A SMALL CIZHOU RUSSET-GLAZED WATERPOT
A SMALL CIZHOU RUSSET-GLAZED WATERPOT

NORTHERN SONG/JIN DYNASTY, 12TH CENTURY

Details
A SMALL CIZHOU RUSSET-GLAZED WATERPOT
NORTHERN SONG/JIN DYNASTY, 12TH CENTURY
Of globular form with raised mouth rim, covered inside and out with a glossy russet glaze falling in an irregular line to partially cover the slightly flared foot exposing the fine stoneware body
2 5/8 in. (6.7 cm.) high, box
Provenance
Blitz, Asian Arts Fair, New York, April 1997.
Exhibited
New Orleans Museum of Art, Heaven and Earth Seen Within, 2000, no. 27.

Lot Essay

The rich and lustrous, ever-changing mirror-like persimmon glaze on this charming little jar would have made it conducive to long periods of contemplation by a scholar, on whose desk such an object would be set to hold fresh water.

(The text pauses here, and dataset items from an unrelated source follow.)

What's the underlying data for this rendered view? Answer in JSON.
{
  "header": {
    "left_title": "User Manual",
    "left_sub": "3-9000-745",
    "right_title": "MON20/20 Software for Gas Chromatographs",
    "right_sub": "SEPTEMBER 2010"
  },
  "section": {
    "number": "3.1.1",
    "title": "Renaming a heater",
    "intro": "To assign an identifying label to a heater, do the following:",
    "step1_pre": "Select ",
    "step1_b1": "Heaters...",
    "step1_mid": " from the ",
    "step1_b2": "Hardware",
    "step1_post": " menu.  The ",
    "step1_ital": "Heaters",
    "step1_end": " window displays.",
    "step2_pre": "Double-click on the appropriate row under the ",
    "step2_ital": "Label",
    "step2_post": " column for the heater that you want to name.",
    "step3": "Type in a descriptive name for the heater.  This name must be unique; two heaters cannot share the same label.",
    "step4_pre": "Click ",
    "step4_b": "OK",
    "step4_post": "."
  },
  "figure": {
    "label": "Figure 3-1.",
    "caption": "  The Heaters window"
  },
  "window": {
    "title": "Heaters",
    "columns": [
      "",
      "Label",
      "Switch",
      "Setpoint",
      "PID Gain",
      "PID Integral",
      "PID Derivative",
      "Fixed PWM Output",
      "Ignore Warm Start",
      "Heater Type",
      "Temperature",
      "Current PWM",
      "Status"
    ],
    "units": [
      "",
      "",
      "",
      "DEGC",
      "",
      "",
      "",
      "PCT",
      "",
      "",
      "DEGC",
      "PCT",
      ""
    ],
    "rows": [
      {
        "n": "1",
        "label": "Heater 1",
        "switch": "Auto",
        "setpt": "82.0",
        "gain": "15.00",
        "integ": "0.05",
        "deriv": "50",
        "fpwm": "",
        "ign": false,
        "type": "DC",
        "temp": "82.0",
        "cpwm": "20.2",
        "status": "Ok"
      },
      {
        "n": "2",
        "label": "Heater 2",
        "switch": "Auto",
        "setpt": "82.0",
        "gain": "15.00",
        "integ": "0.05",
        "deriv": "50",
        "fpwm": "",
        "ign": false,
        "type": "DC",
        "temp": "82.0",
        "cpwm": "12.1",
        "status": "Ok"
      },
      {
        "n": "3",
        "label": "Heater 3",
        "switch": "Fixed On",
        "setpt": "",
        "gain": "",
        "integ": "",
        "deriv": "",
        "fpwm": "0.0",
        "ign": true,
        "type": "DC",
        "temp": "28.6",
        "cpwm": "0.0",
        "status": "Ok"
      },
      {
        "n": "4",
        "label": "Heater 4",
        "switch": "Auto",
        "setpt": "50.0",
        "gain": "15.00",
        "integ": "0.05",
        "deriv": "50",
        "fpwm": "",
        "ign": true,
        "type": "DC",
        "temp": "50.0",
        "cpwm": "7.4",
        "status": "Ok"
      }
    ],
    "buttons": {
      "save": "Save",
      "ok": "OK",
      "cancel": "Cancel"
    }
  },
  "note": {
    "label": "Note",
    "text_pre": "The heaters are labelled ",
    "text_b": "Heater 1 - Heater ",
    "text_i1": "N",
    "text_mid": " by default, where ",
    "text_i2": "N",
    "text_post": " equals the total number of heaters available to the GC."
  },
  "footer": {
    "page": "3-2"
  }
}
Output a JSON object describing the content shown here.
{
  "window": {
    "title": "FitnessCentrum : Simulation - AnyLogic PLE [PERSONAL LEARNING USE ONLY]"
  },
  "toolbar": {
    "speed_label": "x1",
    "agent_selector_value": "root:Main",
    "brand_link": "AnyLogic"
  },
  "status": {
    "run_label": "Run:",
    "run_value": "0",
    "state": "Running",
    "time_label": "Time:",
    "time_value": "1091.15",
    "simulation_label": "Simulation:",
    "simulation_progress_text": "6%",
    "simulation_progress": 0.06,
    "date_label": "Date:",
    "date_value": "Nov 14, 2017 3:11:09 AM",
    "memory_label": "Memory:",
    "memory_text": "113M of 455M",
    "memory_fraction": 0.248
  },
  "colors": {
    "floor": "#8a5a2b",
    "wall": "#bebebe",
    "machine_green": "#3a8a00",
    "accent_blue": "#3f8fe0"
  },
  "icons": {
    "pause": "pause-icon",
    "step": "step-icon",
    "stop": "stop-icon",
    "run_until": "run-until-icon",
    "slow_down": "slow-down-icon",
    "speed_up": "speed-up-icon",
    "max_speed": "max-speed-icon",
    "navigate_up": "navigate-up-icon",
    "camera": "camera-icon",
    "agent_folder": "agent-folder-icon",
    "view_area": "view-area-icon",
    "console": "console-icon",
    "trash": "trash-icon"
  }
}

A virtually identical water pot in the collection of the Buffalo Museum of Science is illustrated by W. Hochstadter, 'Ceramics of the Five Dynasties and Sung Periods', Hobbies: The Magazine of the Buffalo Museum of Science, vol. 26, no. 5 (June 1946): pp. 101-46, no. 73. Two small russet-glazed Cizhou-type jars with more rounded bodies in the Scheinman Collection are illustrated by R. Mowry, Hare's Fur, Tortoiseshell and Partridge Feathers, Harvard University Art Museums, Cambridge, 1996, no. 27a and b.